Henny Penny: A Response to Michael Schellenberger

By Dalen Ewald

My quick take away from Michael Schellenberger’s article “Why Apocalyptic Claims About Climate Change Are Wrong” is that environmental journalists and advocates have been playing the role of Chicken Little .

The difference is that this time, we are dealing with no mere acorn.

Despite good intentions, extremist advocates are inadvertently promoting anxiety and division. This isn’t the proactive attitude we need to stand up to climate change. Schellenberger has been in the field of ecological justice for over 25 years and has become frustrated with the melodramatic approach advocates have taken. Named by Time magazine as a “Hero of the Environment”, he is not a “climate denier” or “delayer” but rather one who supposedly notices the chaotic and inefficient methods of extremist advocates. In Christian evangelizing terms: he is the man spreading his faith by example, while extremists are shouting through a megaphone on a crowded street. 

The main takeaway from Schellenberger’s article is that exaggerated truths tend to cause one of two reactions: dismay or disdain. And neither one is productive in our pursuit of ecological justice. 
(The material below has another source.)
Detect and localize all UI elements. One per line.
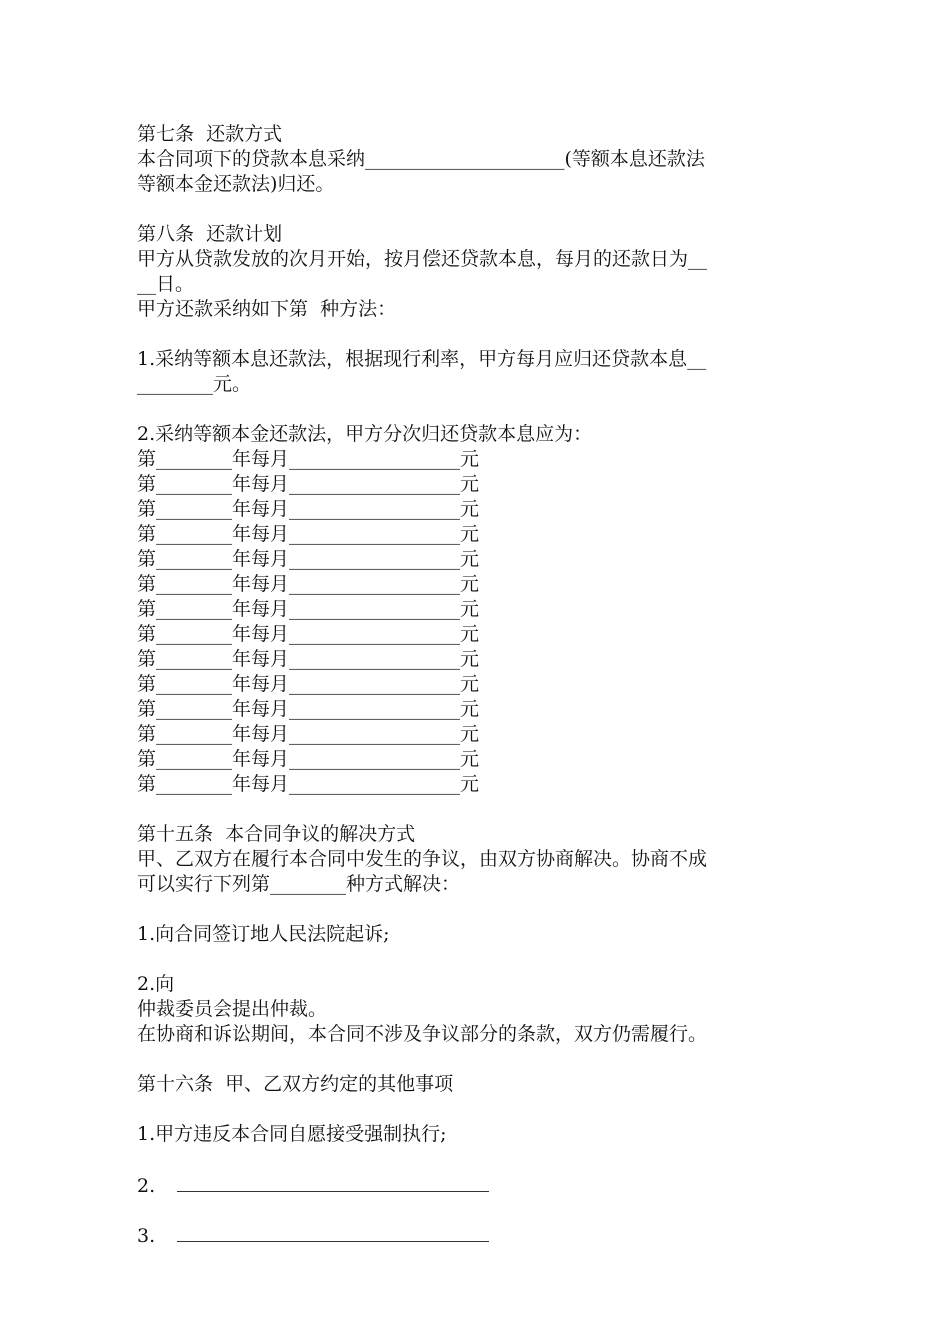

Dismay is the reaction we see in the first half of the Chicken Little story where he runs around the town fervently proclaiming “the sky is falling, the sky is falling”. Everyone spirals into hopeless chaos out of fear and panic caused by Chicken Little’s alarming announcement. 

Disdain is the reaction in the second half of the story where nobody takes Chicken Little seriously. He is the boy who cried wolf; nobody trusts him because of his demonstrated a tendency to spread chaotic rumours.

While there are similarities between our societal situation and the story of Chicken Little, there are two main differences:

First, in Chicken Little the whole community was unified in their seasons of dismay and disdain. In Canada these reactions are happening simultaneously, causing counter productively and a dangerous divide.

Second, while the sky may not be falling per se, climate change is no mere acorn. It is an eminent threat that needs to be approached in a well-informed and non-partisan manner.

Unlike Chicken Little’s delusive problem, society has a very real issue which needs our attention. However there are some important lessons we can learn from Chicken Little’s responsive actions. Primarily, melodramatic exaggerations only dampens our ability to proceed. As a nation, we need to be united to solve the problem of climate change. We know this as team players, family and church members, co-workers, and citizens. Unity is the only solution to progressive and sustainable development. Twisted truths and exaggeration only cause divisions, but factual conversations and respectful dialogue can unite us as a nation. Maybe it is my naivety talking, but I believe in Canada’s ability to face this issue united. 

Let’s do this right. Let’s transition together.

Dalen is a fifth year psychology student at Trinity Western University with a career interest in environmental law.